Battle Bond: An Urban Fantasy Dragon Series (Death Before Dragons #2) - Lindsay Buroker Page 0,98
and he wants to purchase one.
Is he the reason the shifters aren’t checking out the magic that flowed from their vault? I reminded myself that it was a good thing that the door had shut, insulating that magic inside again. Maybe, distracted by Dob, they would forget they’d sensed it.
Yes, I think so. Two of them were on their way to check the orb—that’s what they said—but everybody is in the front room now. They’re very wary of Dob.
As they should be.
Orb? I eyed the tunnel. Was that what was back there, calling to me? Not with words but with pure magic that promised something good if I came to visit it. My curiosity almost pulled me away from the dwarf to investigate, but I remembered my mission, to get the shifters to leave Nin alone. If I took away their dwarf slave, they wouldn’t be able to create magical weapons or ammo anymore.
Besides, this poor guy needed to be freed.
“I’m going to let you go, all right?” I patted his shoulder, but again, he didn’t react.
An uneasy thought stirred, and I moved my hand to his throat. What if he wasn’t alive any longer?

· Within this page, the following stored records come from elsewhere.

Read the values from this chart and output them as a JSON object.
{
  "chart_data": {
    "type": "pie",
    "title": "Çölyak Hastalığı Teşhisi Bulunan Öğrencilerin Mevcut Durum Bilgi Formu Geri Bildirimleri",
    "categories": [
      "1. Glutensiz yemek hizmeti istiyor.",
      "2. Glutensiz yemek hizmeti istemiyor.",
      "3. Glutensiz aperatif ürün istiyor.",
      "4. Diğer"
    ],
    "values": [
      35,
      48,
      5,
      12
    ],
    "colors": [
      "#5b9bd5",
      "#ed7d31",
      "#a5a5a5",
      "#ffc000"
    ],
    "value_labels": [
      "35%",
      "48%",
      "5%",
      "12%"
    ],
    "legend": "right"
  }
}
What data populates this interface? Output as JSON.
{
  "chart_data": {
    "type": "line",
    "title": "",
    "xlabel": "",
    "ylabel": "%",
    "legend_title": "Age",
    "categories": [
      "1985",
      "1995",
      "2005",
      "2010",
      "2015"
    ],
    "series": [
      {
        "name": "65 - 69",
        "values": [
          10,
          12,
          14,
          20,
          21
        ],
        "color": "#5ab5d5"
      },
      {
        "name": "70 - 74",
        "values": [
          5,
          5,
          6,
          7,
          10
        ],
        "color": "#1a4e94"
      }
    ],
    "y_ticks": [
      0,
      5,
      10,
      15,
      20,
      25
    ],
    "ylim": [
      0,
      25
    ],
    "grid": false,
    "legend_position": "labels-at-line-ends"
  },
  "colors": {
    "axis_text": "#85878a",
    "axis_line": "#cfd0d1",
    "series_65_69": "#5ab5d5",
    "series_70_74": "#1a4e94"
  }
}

What if he’d died here and his undead body was chained by magic to forever carry out the whims of the shifters?
But his skin was warm, and a slow steady pulse beat under my fingers.
“Good.”
I reached for the glowing shackle on his ankle, thinking I could unlock it with my charm. I’d barely touched it when a surge of power slammed into me. It hurled me across the chamber like a cartoon character who’d stuck his finger in an outlet. I tried to twist in the air to make sure I didn’t break anything landing, but I struck the wall first. Hard.
My breath whooshed out of my lungs as pain struck me like a lightning bolt. Groaning, I slumped to my hands and knees.
“You could have warned me,” I growled between gasps for air.
The dwarf hadn’t moved. He still wasn’t reacting.
It was a long moment before I could climb to my feet and pick up Chopper, and the ache that remained after the initial burst of agony worried me. Since I didn’t see a way I could escape the night without fighting, I worried about cracked ribs making everything even more difficult.
I shambled back over to the dwarf, careful not to bump the chain with my boot.
What’s going on out there, Sindari?
Since the door had shut, I hadn’t heard any noises from above. It was almost as if I’d been transported to some other dimension. I didn’t get an answer, and that worried me, but he probably wasn’t monitoring my thoughts because the shifters and the dragon were having an interesting conversation.
“Wait here,” I told the dwarf, as if he was going anywhere. “I’m going to explore.”
Maybe I could turn off the source of the magic powering the chain and keeping him in zombie mode.
I padded down the tunnel, rounding bend after bend, careful not to touch the chain that ran along the wall the whole way. The passageway sloped slightly downward, and I lost track of where I was in relation to the neighborhood above. Definitely not still under the shifters’ house.
The lavender light grew brighter as the tug on my mind grew stronger. Whatever was trying to get me back there seemed… hungry. But it was full of promises too. Images started to pop into my mind of me and my daughter skipping rocks into a lake, of me sitting out on a sunny beach with no weapons in hand and nobody trying to kill me, of me dragging a handsome and laughing version of Zav into bed with me. All the things I wished I could have? I grunted skeptically at the last.
By the time I reached a chamber about twenty feet by twenty feet, the lavender light was so intense that I held up my hand to protect my eyes. An orb hung in the center of the chamber, not suspended from anything, simply floating in place. Dark purple veins were visible on its glass-like surface, overshadowed by the brilliant light it exuded. The orb throbbed, reminding me uncomfortably of a beating heart. I could even feel the faint pulses emanating from the walls and floor around me.
More images flooded my mind, these more intense than the first. They were carnal and erotic and promised great pleasure if I came forward and touched the orb.